In Spain, for example, everybody pays income tax. Then you have social security costs, plus of course VAT. If €15k go out of the employer's pocket, the effective spend of the employess is a bit below €10k
https://chatgpt.com/share/6a1db048-0818-83eb-ba3a-a3763a816669
Of course, then there's welfare, which will include healthcare, education, pensions... This is into th thousands of euros, I don't know if €2k or €6k, but the point is that even in a situation where such a person would cost a lot to the state, they might still be beneficial for the economy.
I asked ChatGPT and it ventured €8k annualized...
(same link as above)
In general everyone costs money when they are old and young. It’s really hard to be a net fiscal sink during prime working ages, but some really low iq subgroups can manage it.
But the real bottom line is you’ve got to generate a lot of surplus during your prime working years to net out to a positive for society. If you’re even debating the matter then it’s a clear fiscal loser over the persons entire lifetime.
Hi Tomas,
Thanks for the article. I much appreciate it. I would like to mention a possible correction to it. I think that the Baby Boom generation is not the generation at the age 60-77. But the generaton 77-81. The babyboom generation was generated by the end of WW2 and lasted a few years. From 1945 to 1949 s that is around 77-81 years ago. The generation you call baby boomers is the offspring of that earlier generation. This generation is also bigger than normal because ther wer more potential mothers at that time. It is the second effect generation. Morever I think the second effect generation is more of the age 55-65. I hope you can appreciate my feedback. Note: I was born in 1968 and my mother in 1945, so we are both a typical example of both phenomena.
Greetings,
Leon van Heijningen
Thanks!
I followed what Google and Wikipedia say!
I, my sister, my aunt and her family are immigrants to Europe. not from a Muslim country. To different countries: Portugal, Germany, and France. Me and my sister arrived legally and maintained legality all throughout. We never engaged in crime, my sister works in healthcare, I started companies and created jobs for natives.
My aunty and her family are illegal migrants. Heavy burden on France. Receiving housing, allowance, and free medical care. Her husband earns money through shoplifting. Regularly getting arrested, authorities fail to deport constantly, when they do deport, he finds the way back.
I think for all these statistics the distinction should be made between legal and illegal immigration.
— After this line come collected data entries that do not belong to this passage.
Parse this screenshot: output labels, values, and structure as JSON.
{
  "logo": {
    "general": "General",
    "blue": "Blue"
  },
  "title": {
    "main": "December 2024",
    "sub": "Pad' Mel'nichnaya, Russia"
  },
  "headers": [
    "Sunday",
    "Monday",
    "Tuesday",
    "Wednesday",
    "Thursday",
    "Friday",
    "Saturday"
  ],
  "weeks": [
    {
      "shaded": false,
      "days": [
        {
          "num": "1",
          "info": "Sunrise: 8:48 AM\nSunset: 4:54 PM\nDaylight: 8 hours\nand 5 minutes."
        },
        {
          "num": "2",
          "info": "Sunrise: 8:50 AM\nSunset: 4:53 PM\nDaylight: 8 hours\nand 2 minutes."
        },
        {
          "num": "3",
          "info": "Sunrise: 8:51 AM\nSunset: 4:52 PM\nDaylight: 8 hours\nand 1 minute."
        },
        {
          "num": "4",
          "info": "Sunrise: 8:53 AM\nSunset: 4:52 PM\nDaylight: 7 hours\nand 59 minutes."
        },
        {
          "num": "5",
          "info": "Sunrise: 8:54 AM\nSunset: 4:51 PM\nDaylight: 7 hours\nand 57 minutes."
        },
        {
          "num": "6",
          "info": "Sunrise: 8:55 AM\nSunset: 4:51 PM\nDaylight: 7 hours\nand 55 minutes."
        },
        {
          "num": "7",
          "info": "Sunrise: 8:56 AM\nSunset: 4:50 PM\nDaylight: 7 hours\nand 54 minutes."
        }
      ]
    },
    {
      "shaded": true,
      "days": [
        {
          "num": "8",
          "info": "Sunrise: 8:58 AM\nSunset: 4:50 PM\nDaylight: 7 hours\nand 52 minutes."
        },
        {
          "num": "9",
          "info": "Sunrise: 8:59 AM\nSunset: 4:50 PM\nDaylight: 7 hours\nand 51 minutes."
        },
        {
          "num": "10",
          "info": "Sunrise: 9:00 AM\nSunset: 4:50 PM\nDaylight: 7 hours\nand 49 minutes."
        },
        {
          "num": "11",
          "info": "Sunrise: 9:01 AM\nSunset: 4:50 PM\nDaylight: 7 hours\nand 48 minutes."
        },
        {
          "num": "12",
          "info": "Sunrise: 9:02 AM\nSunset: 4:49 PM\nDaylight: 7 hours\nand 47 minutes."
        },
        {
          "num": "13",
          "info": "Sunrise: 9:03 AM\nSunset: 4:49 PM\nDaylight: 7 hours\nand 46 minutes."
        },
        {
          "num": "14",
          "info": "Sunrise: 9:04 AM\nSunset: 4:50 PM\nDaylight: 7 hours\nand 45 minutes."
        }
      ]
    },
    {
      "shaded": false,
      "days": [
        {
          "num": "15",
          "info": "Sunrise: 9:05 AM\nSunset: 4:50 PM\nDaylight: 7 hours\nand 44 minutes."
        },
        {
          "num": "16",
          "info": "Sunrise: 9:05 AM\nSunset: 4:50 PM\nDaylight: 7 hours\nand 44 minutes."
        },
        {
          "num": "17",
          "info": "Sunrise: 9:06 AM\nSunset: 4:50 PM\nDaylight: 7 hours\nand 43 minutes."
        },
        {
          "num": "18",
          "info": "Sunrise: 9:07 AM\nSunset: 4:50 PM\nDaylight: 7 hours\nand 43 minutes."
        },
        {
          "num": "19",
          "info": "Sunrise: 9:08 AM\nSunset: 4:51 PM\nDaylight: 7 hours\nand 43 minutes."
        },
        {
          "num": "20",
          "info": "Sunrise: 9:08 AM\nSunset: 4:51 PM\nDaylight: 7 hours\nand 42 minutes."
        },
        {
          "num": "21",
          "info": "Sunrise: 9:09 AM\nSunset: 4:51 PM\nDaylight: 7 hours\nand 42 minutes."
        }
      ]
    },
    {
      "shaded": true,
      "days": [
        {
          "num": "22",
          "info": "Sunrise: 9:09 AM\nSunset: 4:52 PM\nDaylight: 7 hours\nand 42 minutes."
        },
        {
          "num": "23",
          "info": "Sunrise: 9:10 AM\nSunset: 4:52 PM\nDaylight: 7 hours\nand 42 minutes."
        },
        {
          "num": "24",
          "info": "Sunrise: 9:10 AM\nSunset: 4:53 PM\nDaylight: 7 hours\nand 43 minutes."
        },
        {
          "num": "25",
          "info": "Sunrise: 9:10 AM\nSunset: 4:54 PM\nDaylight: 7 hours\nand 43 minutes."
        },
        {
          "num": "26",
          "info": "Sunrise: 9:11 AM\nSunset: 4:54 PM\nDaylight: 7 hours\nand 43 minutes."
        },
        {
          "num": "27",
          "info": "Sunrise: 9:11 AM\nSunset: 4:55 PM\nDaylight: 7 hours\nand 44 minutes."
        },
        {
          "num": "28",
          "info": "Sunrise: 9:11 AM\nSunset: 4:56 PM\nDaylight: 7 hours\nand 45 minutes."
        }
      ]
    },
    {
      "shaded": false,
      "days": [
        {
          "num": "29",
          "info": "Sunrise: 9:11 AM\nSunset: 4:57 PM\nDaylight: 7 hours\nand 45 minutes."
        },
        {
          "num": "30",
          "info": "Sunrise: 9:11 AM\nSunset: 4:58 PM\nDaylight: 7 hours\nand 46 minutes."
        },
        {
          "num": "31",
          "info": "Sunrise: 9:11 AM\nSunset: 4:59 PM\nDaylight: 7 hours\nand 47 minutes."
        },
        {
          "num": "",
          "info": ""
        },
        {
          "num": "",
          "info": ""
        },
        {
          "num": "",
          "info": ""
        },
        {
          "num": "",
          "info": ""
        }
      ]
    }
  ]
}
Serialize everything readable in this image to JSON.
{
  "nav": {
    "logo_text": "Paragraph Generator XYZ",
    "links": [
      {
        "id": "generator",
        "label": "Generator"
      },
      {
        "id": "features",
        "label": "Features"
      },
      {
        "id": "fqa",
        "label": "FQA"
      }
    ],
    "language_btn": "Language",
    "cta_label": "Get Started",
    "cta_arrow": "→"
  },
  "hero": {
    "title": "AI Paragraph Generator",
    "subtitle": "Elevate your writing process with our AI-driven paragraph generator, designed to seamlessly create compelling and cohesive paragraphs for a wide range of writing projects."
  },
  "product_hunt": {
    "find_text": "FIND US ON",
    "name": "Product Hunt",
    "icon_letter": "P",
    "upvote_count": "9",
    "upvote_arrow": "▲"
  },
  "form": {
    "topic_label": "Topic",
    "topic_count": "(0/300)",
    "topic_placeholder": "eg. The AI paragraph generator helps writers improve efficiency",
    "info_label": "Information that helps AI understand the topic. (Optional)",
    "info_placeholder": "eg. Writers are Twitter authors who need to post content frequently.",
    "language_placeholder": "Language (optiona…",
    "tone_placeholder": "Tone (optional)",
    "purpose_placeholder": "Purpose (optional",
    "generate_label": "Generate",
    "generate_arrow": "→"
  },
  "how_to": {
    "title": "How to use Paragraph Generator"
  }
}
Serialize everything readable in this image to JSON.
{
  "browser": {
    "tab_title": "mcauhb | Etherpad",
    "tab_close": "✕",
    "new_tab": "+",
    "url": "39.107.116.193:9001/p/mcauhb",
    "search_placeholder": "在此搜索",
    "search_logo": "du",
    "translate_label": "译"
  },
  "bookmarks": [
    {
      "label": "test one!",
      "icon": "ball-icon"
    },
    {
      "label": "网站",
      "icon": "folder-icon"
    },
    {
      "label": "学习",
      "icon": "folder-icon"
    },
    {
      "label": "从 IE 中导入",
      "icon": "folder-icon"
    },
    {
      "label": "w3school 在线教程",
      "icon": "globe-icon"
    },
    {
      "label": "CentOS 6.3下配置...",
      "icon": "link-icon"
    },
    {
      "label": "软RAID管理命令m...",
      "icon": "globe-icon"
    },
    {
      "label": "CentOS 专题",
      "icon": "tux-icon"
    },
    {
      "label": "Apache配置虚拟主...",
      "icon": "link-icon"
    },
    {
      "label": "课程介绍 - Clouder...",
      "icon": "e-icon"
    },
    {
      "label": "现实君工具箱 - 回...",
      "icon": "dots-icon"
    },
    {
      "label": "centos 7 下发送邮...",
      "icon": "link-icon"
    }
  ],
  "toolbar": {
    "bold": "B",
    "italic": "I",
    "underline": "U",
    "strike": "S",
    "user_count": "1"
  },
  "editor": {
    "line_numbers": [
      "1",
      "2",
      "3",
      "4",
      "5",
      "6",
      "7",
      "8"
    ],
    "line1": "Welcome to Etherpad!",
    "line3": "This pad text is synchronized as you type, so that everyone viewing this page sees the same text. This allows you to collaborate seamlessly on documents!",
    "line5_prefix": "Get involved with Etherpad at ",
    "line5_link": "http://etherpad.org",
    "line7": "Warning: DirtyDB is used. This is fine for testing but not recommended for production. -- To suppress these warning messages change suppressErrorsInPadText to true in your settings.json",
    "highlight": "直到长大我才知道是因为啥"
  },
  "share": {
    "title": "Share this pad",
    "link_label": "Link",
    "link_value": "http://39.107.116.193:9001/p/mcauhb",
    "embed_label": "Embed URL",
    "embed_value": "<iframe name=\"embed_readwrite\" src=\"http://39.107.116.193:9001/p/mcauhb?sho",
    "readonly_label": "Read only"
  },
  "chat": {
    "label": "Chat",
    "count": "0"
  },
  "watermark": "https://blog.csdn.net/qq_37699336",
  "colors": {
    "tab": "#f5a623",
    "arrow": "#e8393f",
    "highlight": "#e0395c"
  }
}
I’m sure outcomes for legal migrants are going to be dramatically better regardless of their ethnicity and religion and that will start to shift people’s mindset from “all migrants are evil” to maybe we should just manage it better.
Absolutely. This is addressed in the next article
Great piece, it covers the economic and policy dimensions really well. I'd only add that beyond the rational and administrative level, there's an anthropological layer that's hard to ignore: the psychology of receiving populations, tied to identity and national belonging, often overrides economic logic. Which is precisely why this issue remains so deeply complex.
I do think this is a result of policy too! See tomorrow's article
Surely there are other countries besides the US with deep history of immigration? Seems bad to index too much on a single data point. People have been walking from place to place on this planet for millenia.
True. But the US also is the biggest, and the best studied.
Others include Canada (which I look into tomorrow), Australia, New Zealand, Argentina, Uruguay. I'm sure there are many more
Q: In the migration data, for Romania, population without migration is forecast higher than without. Does it mean that models assume outbound net migration for this country?
Correct. Romania is net negative in population migration
Good points. Another factor to consider is the effect on the countries the immigrants came from. And also, in turn, the effect that those countries can have on Europe. For example if Turkey has been made more stable and prosperous because of emigration to Germany than it would have otherwise been, then that is good for Turkey and also likely good for Europe.